Porcher Industries en négociations exclusives

Par Marie-Annick Depagneux  |   |  617  mots
Le siège de Porcher à Badinières en Isère. ©Laurent Cerino/Acteurs de l'économie
Le fonds anglo-saxon retenu inquiète les délégués syndicaux. Le Préfet Carenco est en colère contre le choix.

Le personnel de Porcher Industries est de plus en plus inquiet à l'approche de la vente de ce fabricant isérois de textiles techniques et matériaux composites fort de 1400 collaborateurs en Europe, Asie, Etats-Unis et Russie. Les délégués syndicaux des cinq sites industriels français, tous en Rhône-Alpes, et employant 650 personnes, se réuniront cette semaine pour se concerter sur les actions à mener et exprimer leurs craintes.
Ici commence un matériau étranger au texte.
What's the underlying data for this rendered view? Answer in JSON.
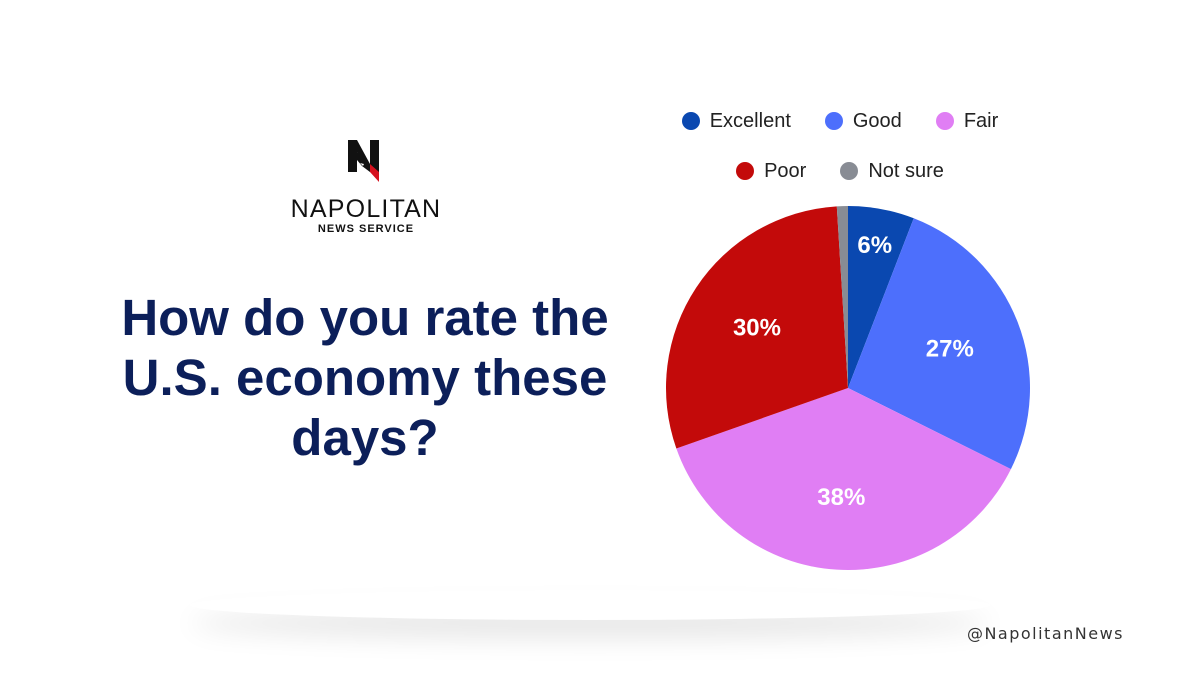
{
  "brand": {
    "name": "NAPOLITAN",
    "subtitle": "NEWS SERVICE",
    "handle": "@NapolitanNews"
  },
  "question": "How do you rate the U.S. economy these days?",
  "chart_data": {
    "type": "pie",
    "categories": [
      "Excellent",
      "Good",
      "Fair",
      "Poor",
      "Not sure"
    ],
    "values": [
      6,
      27,
      38,
      30,
      1
    ],
    "labels": [
      "6%",
      "27%",
      "38%",
      "30%",
      ""
    ],
    "colors": [
      "#0a48b0",
      "#4d6ffc",
      "#e07ef4",
      "#c30a0a",
      "#888c94"
    ],
    "legend_placement": "top",
    "start": "12 o'clock, clockwise"
  }
}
Le processus de reprise est bien engagé et un contrat d'exclusivité a été signé avec un fonds d'investissement anglo-saxon, non encore présent en France, qui aurait d'ailleurs commencé à diligenter des audits. Son identité est totalement verrouillée tant le dossier est sensible. « Le 17 décembre dernier la direction nous a informés que cinq candidats étaient sur les rangs, deux industriels et trois fonds de pension. Le 20 mars, elle nous a dit que deux fonds restaient en lice, sans nous donner d'informations supplémentaires», témoigne un élu de la CGT, préférant garder l'anonymat à ce stade.

 Sun Capital exit

Des sources concordent pour indiquer que le prétendant éconduit est Sun Capital. Il avait notamment les faveurs du Préfet, Jean-François Carenco car ce financier américain, prétendant à l'achat du chimiste Kem One un temps, est connu dans l'Hexagone où il déjà procédé à des acquisitions. Dans la dernière ligne droite, son rival a surenchéri en proposant de payer l'affaire « 40 % plus cher », ébruitent plusieurs personnes. Se sentant mis à l'écart, les délégués syndicaux se posent des questions sur les éventuelles conséquences humaines d'autant que ce repreneur potentiel ne s'intéresserait pas à l'intégralité des activités, et notamment aux airbags, ont ils appris.

Grève fin mars

Les premières tensions sociales se sont exprimées avec la grève du 24 et 25 mars 2014, largement suivie par les salariés des 5 usines. Au bout de deux jours, ils ont obtenu une revalorisation salariale de 2 % la direction voulant sans doute faire taire rapidement la contestation. Depuis décembre 2012, Henri Brosse, ancien directeur financier a été nommé directeur général et concentre l'ensemble des pouvoirs opérationnels du groupe sis à Badinières (Isère) et fondé en 1912.

La cession de l'entreprise, qui s'est imposée du fait de fortes et douloureuses dissensions entre les actionnaires familiaux est encore refusée par Philippe Porcher, fils de Robert Porcher, décédé en 2011, désormais écarté de tous les organes décisionnels. Ces désaccords, qui remontent à loin, ont été portés devant les tribunaux.

Profondes dissensions familiales

Fin 2012, la Cour de Cassation tranchait. Dans son arrêt, cette juridiction suprême confirmait le jugement de la cour d'appel de Grenoble, laquelle avait prononcé, en mars 2011, la dissolution des deux holdings familiaux antagonistes - d'une part la société civile des « Terres froides » et d'autre part « La Saumuroise de participations »- contrôlant le groupe à hauteur de 67 % aux côtés de trois institutionnels minoritaires (BNP Paribas, Siparex Croissance et Natexis) pour les 33 % restant.

Suivait, la désignation de Bruno Sapin, mandataire social chargé de procéder à la liquidation des dits holdings et la mise en vente de Porcher Industries. Pour mener à bien l'opération, il s'est appuyé sur Rothschild, désigné après consultation. En qualité de banque conseil, « elle a pris une centaine de contacts. Nous souhaitions trouver un repreneur industriel mais la conjoncture les rend timorés aujourd'hui », regrettait il y a quelque temps l'administrateur judiciaire interrogé par Acteurs de l'économie.

Or, le fabricant, longtemps considéré comme un champion très innovant, pesant 263 millions de chiffre d'affaires en 2013, en très léger recul, ne veut ni être bradé, ni être démantelé.